MAGICAL PLANTS IN BABYLON
Cuneiform tablets in Old Babylonian on house amulets for protecting the home from evil influences contain very interesting information on magical plants used as part of the activation of the amulet. The amulets were usually made of clay with written incantations and holes where most probably magical plants were inserted as part of the ritual. This shows once again how important the plants are in the astral magic work.
The following descriptions of plants come from the work of S. Panayotov who analyzed some house amulets. In these cuneiform three magical plants are mentioned:
Libbi gishimmari, binu and mashtakal. The three plants were used all together or separately.
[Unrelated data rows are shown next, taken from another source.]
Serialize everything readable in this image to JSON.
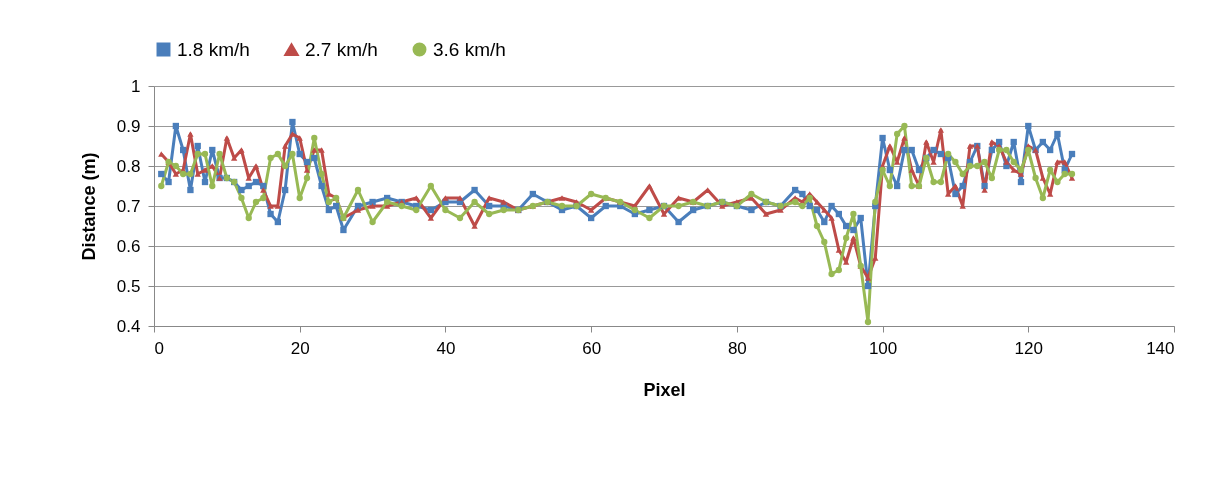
{
  "chart_data": {
    "type": "line",
    "xlabel": "Pixel",
    "ylabel": "Distance (m)",
    "x": [
      1,
      2,
      3,
      4,
      5,
      6,
      7,
      8,
      9,
      10,
      11,
      12,
      13,
      14,
      15,
      16,
      17,
      18,
      19,
      20,
      21,
      22,
      23,
      24,
      25,
      26,
      28,
      30,
      32,
      34,
      36,
      38,
      40,
      42,
      44,
      46,
      48,
      50,
      52,
      54,
      56,
      58,
      60,
      62,
      64,
      66,
      68,
      70,
      72,
      74,
      76,
      78,
      80,
      82,
      84,
      86,
      88,
      89,
      90,
      91,
      92,
      93,
      94,
      95,
      96,
      97,
      98,
      99,
      100,
      101,
      102,
      103,
      104,
      105,
      106,
      107,
      108,
      109,
      110,
      111,
      112,
      113,
      114,
      115,
      116,
      117,
      118,
      119,
      120,
      121,
      122,
      123,
      124,
      125,
      126
    ],
    "series": [
      {
        "name": "1.8 km/h",
        "color": "#4a7ebb",
        "marker": "square",
        "values": [
          0.78,
          0.76,
          0.9,
          0.84,
          0.74,
          0.85,
          0.76,
          0.84,
          0.77,
          0.77,
          0.76,
          0.74,
          0.75,
          0.76,
          0.75,
          0.68,
          0.66,
          0.74,
          0.91,
          0.83,
          0.81,
          0.82,
          0.75,
          0.69,
          0.7,
          0.64,
          0.7,
          0.71,
          0.72,
          0.71,
          0.7,
          0.69,
          0.71,
          0.71,
          0.74,
          0.7,
          0.7,
          0.69,
          0.73,
          0.71,
          0.69,
          0.7,
          0.67,
          0.7,
          0.7,
          0.68,
          0.69,
          0.7,
          0.66,
          0.69,
          0.7,
          0.71,
          0.7,
          0.69,
          0.71,
          0.7,
          0.74,
          0.73,
          0.7,
          0.69,
          0.66,
          0.7,
          0.68,
          0.65,
          0.64,
          0.67,
          0.5,
          0.7,
          0.87,
          0.79,
          0.75,
          0.84,
          0.84,
          0.79,
          0.82,
          0.84,
          0.83,
          0.82,
          0.73,
          0.75,
          0.81,
          0.85,
          0.75,
          0.84,
          0.86,
          0.8,
          0.86,
          0.76,
          0.9,
          0.84,
          0.86,
          0.84,
          0.88,
          0.79,
          0.83
        ]
      },
      {
        "name": "2.7 km/h",
        "color": "#be4b48",
        "marker": "triangle",
        "values": [
          0.83,
          0.81,
          0.78,
          0.79,
          0.88,
          0.78,
          0.79,
          0.8,
          0.77,
          0.87,
          0.82,
          0.84,
          0.77,
          0.8,
          0.74,
          0.7,
          0.7,
          0.85,
          0.88,
          0.87,
          0.79,
          0.84,
          0.84,
          0.73,
          0.72,
          0.67,
          0.69,
          0.7,
          0.7,
          0.71,
          0.72,
          0.67,
          0.72,
          0.72,
          0.65,
          0.72,
          0.71,
          0.69,
          0.7,
          0.71,
          0.72,
          0.71,
          0.69,
          0.72,
          0.71,
          0.7,
          0.75,
          0.68,
          0.72,
          0.71,
          0.74,
          0.7,
          0.71,
          0.72,
          0.68,
          0.69,
          0.72,
          0.71,
          0.73,
          0.71,
          0.69,
          0.67,
          0.59,
          0.56,
          0.62,
          0.55,
          0.52,
          0.57,
          0.8,
          0.85,
          0.81,
          0.87,
          0.79,
          0.75,
          0.86,
          0.81,
          0.89,
          0.73,
          0.75,
          0.7,
          0.85,
          0.85,
          0.74,
          0.86,
          0.85,
          0.81,
          0.79,
          0.78,
          0.85,
          0.84,
          0.77,
          0.73,
          0.81,
          0.81,
          0.77
        ]
      },
      {
        "name": "3.6 km/h",
        "color": "#98b954",
        "marker": "circle",
        "values": [
          0.75,
          0.81,
          0.8,
          0.78,
          0.78,
          0.83,
          0.83,
          0.75,
          0.83,
          0.77,
          0.76,
          0.72,
          0.67,
          0.71,
          0.72,
          0.82,
          0.83,
          0.8,
          0.83,
          0.72,
          0.77,
          0.87,
          0.78,
          0.71,
          0.72,
          0.67,
          0.74,
          0.66,
          0.71,
          0.7,
          0.69,
          0.75,
          0.69,
          0.67,
          0.71,
          0.68,
          0.69,
          0.69,
          0.7,
          0.71,
          0.7,
          0.7,
          0.73,
          0.72,
          0.71,
          0.69,
          0.67,
          0.7,
          0.7,
          0.71,
          0.7,
          0.71,
          0.7,
          0.73,
          0.71,
          0.7,
          0.71,
          0.7,
          0.72,
          0.65,
          0.61,
          0.53,
          0.54,
          0.62,
          0.68,
          0.55,
          0.41,
          0.71,
          0.79,
          0.75,
          0.88,
          0.9,
          0.75,
          0.75,
          0.82,
          0.76,
          0.76,
          0.83,
          0.81,
          0.78,
          0.8,
          0.8,
          0.81,
          0.77,
          0.84,
          0.84,
          0.81,
          0.79,
          0.84,
          0.77,
          0.72,
          0.79,
          0.76,
          0.78,
          0.78
        ]
      }
    ],
    "xlim": [
      0,
      140
    ],
    "xticks": [
      0,
      20,
      40,
      60,
      80,
      100,
      120,
      140
    ],
    "ylim": [
      0.4,
      1
    ],
    "yticks": [
      0.4,
      0.5,
      0.6,
      0.7,
      0.8,
      0.9,
      1
    ],
    "grid": "y",
    "legend": "top"
  }
}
Libbi gishimmari is a part of a date palm, phoenix dactylifera and was quite common in esoteric rituals and medical works. Its literal translation means Heart of a date palm and also means offshoot.
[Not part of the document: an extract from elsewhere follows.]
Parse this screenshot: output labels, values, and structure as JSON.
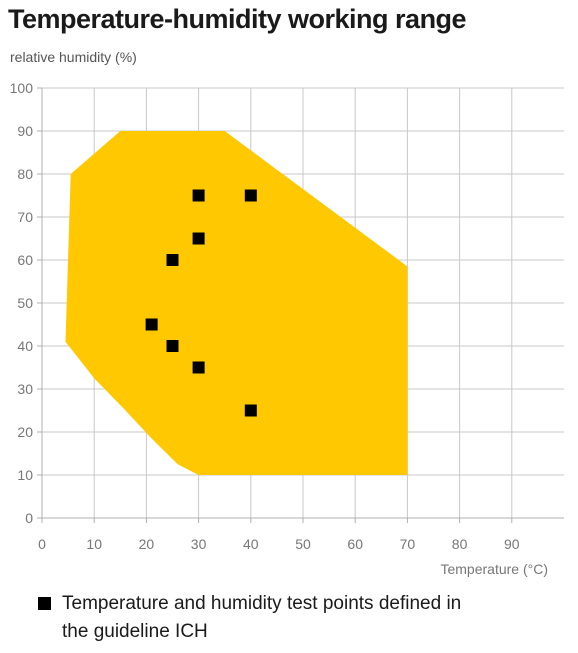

Binu is identified with tamarisk. It is not clear which tamarisk spices was used, as there are several of them. They all have tiny leaves on round branches and look almost the same. The tamarisk leaves were most probably included into the holes made in the clay amulets again with the purpose of activating the amulet.
Mashtakal is a plant also used in the protective amulets and most probably means Soapwort or Saponaria officianalis. The plant was mainly used for purification. It was a washing plant that was widely used in Mesopotamia. The Salsola plant was also used as washing plant and there is a possibility Mashtakal to be actually Salsola.